Mr President, the answer is, Tasmania's renewable energy future has never been more secure. Tasmania's energy security is underpinned by our Hydro storage levels, which as of Monday 8 November, sit at a healthy 52.6 per cent, the highest storage level since 2014. The energy security risk response framework, which the Government put in place in legislation by way of amendments to the Energy Co-ordination and Planning Act of 1995 is working effectively. The Government takes seriously the 2017 Tasmanian Energy Security Taskforce recommendations regarding retaining the Tamar Valley Power Station.
In recognition of the important role that the Tamar Valley Power Station plays in energy security, the Government committed to retaining it at the state election in May this year. Since that time Tasmania's energy profile has also significantly changed. Wind farms that have become operational since that recommendation, like Cattle Hill and Granville Harbour, inject an additional 260 megawatts of capacity into the power system. This has helped Tasmania reach 100 per cent self-sufficiency in renewable electricity, well ahead of our 2022 target. To further build on this momentum, the Government has legislated a world‑leading 200 per cent Tasmanian renewable energy target. The current gas transportation contracts between Hydro Tasmania and the Tasmanian Gas Pipeline expire on 31 December 2021. The negotiations for the next contract are actively underway.

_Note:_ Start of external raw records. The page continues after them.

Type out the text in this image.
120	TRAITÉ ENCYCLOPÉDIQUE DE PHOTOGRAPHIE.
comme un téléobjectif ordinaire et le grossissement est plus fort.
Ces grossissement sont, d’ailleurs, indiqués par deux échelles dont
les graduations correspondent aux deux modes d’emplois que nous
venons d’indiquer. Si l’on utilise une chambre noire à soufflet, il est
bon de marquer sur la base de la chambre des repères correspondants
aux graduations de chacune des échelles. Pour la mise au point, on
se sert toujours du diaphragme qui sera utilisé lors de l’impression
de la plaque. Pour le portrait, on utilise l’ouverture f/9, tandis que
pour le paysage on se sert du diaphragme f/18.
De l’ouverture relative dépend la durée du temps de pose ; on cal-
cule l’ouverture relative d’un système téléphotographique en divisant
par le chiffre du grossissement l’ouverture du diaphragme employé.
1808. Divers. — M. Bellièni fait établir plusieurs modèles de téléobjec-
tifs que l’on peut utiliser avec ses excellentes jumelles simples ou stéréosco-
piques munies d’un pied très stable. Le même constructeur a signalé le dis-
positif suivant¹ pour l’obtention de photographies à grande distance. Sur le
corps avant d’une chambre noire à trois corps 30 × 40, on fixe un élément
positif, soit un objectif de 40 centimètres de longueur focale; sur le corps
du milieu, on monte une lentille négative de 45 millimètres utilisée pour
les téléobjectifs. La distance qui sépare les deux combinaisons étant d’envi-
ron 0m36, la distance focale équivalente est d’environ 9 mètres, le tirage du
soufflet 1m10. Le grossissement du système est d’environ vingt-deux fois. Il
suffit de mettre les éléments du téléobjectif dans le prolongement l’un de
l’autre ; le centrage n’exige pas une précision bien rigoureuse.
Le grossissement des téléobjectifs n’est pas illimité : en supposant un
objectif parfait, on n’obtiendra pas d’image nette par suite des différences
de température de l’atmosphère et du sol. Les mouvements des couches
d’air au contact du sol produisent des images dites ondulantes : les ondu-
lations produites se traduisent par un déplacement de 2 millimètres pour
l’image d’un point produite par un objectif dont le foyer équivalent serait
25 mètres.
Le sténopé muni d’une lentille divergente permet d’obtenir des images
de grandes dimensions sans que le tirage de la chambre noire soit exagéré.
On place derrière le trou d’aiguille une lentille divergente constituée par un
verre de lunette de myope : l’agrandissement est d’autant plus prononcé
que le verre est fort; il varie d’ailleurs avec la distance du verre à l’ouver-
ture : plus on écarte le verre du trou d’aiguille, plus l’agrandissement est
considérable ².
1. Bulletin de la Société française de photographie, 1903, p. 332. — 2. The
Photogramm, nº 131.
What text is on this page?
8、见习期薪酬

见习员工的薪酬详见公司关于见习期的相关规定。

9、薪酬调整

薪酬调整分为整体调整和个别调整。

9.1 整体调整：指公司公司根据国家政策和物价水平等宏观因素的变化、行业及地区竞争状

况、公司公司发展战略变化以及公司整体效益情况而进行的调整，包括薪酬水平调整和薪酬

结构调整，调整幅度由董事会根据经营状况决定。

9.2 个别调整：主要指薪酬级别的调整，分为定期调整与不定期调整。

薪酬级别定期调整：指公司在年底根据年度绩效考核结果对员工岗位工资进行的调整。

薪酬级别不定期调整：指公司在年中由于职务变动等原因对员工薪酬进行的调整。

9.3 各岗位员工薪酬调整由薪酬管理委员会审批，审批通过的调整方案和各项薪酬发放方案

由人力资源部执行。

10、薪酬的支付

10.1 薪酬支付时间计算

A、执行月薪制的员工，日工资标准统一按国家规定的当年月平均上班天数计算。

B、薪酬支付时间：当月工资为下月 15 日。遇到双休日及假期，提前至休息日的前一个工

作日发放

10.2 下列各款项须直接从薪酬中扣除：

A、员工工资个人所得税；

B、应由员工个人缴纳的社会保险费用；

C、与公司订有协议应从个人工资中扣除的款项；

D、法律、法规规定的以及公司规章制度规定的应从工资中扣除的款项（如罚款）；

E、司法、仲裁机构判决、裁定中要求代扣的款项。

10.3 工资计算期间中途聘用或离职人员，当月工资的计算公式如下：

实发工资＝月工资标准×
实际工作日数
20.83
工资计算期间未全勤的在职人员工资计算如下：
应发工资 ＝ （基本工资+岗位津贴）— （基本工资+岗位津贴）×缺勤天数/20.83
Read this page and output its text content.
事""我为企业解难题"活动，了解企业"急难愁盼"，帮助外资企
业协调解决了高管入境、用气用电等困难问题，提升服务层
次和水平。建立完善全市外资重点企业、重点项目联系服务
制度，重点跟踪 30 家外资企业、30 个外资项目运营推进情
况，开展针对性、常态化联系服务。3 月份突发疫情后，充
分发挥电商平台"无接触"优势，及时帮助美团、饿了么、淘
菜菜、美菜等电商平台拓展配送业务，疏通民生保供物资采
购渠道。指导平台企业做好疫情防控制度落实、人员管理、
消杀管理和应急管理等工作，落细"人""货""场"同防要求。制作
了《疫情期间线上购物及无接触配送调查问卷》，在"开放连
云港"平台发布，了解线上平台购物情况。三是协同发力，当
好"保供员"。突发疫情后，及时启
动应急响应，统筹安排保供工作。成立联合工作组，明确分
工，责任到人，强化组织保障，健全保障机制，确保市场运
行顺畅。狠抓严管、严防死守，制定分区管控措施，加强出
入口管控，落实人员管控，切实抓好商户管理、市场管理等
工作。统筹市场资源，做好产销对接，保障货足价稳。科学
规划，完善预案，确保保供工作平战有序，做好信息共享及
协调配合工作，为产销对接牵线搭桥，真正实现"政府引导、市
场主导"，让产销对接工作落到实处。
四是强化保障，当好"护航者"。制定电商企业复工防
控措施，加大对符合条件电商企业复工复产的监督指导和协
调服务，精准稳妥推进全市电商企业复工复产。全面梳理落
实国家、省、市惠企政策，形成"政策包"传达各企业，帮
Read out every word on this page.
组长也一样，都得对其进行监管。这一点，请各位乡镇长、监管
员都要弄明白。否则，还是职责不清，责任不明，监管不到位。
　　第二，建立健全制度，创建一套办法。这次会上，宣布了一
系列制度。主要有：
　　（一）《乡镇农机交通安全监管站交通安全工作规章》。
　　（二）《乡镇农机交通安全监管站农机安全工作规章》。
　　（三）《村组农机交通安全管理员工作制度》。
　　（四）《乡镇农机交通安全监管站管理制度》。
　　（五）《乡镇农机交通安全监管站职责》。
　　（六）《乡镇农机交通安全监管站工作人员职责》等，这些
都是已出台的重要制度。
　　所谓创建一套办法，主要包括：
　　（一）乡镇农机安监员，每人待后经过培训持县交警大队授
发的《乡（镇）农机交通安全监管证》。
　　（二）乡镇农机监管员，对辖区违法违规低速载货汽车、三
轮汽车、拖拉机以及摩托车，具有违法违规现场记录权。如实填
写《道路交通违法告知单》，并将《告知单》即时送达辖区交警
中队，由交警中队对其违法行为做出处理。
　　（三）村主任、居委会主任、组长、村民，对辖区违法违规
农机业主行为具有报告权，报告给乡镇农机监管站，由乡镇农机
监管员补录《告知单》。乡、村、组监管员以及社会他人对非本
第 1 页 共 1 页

The negotiations are commercially sensitive and are occurring at arm's length from the Government, as is appropriate. It would, therefore, be inappropriate for the Government to disclose or comment on the details of these negotiations while they were underway. However, I can confirm, as previously stated by acting CEO of Hydro, Ian Brooksbank, that there are no plans to decommission the combined-cycle gas turbine at the Tamar Valley Power Station. Tasmania should be assured our energy security is stronger than ever and the Government will ensure that the outcome of negotiations between Hydro Tasmania and the Tasmanian Gas Pipeline will be in the best interests of Tasmanians.